Andrew Harrer | Bloomberg | Getty Images
An Equifax Inc. slide is displayed on a monitor during a House Financial Services Committee hearing in Washington, D.C., on Wednesday, Oct. 25, 2017.
As the rest of the stock market has struggled on heightened trade rhetoric and many big technology companies have faced regulatory scrutiny over data privacy issues, one subsector of that industry has been on fire: cybersecurity.
One of the cybersecurity industry’s most popular exchange-traded funds, the ETFMG Prime Cyber Security ETF (HACK), is up 18 percent in 2018. The fund launched in November 2014 as a new way to profit from the growing number of cyberattacks and data breaches plaguing U.S. companies.
Since the epic data breach of more than 145 million customers at credit firm Equifax in September 2017, the fund has returned 31 percent, double the return of the S&P 500 over that same period.
“Chief information security officers are directing more and more of their budgets toward the most mission critical [parts] of their network,” said Oppenheimer senior analyst Shaul Eyal.
Although cybersecurity spending picked up beginning in 2016 as companies started to adopt a more platform-based approach to information security, those investments accelerated in mid-2017. Since then, an increasing number of organizations moved sensitive, proprietary data to cloud-based networks, and that trend has fueled shares across the cybersecurity landscape as companies look to protect that data.
“[Looking] at some of the top holdings of HACK, many of the positions are also our top picks across both security and storage,” said Andrew Nowinski, Piper Jaffray senior research analyst.
Companies in the fund include Palo Alto Networks, Fortinet, FireEye, Juniper Networks, CyberArk Software, Symantec and Cisco. Several of those names have reported strong first-quarter earnings in the first half of 2018. And, while the group’s success dates back to mid-2017, many analysts believe the group’s climb took off in mid-February, a time when many of the top holdings in the index started to report earnings.
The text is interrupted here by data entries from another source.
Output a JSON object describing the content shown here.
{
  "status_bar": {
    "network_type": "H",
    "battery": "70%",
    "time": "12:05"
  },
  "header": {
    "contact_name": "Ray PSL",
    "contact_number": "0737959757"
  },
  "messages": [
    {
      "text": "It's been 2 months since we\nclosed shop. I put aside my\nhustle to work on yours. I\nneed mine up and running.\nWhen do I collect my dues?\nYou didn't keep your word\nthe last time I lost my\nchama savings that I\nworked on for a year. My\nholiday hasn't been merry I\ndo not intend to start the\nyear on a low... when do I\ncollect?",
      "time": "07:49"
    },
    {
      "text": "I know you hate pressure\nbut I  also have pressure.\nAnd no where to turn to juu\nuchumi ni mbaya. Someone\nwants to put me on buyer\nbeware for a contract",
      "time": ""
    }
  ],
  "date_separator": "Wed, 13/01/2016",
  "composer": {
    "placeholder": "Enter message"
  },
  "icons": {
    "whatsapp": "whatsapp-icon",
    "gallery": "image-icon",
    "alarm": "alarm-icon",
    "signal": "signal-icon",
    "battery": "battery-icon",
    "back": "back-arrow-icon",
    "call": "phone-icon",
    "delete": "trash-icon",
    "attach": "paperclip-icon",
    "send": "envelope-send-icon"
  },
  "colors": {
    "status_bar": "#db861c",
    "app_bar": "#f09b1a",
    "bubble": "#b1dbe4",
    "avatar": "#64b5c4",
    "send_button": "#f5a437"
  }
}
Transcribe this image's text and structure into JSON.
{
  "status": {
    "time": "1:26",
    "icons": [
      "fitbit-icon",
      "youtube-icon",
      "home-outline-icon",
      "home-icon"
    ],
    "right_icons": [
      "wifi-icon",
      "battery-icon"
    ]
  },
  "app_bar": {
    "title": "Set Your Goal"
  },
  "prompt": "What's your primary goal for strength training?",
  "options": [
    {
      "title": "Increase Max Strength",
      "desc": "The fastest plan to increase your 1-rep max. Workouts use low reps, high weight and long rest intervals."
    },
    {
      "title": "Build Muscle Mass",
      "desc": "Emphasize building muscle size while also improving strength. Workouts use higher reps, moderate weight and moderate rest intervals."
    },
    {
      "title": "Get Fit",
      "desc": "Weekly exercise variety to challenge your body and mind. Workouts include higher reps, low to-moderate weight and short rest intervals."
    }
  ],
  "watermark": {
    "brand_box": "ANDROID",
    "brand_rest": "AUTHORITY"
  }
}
Palo Alto reported strong results in June for the fiscal third quarter, highlighted by a 31 percent year-over-year jump in product revenue and a 33 percent spike in billings growth.
Fortinet, meanwhile, has surged 66 percent since the Equifax hack, while CyberArk — touted for its leadership in managing privileged access information – has rallied 50 percent.
“I believe this reflects the investor community’s willingness to take on greater risk for the longer-term investment opportunity that many of these stocks offer,” said Kenneth Talanian, Evercore ISI software research analyst.
And it’s not just HACK. Another other popular ETF in the space, the First Trust Nasdaq Cybersecurity ETF, had rallied 23 percent since last July.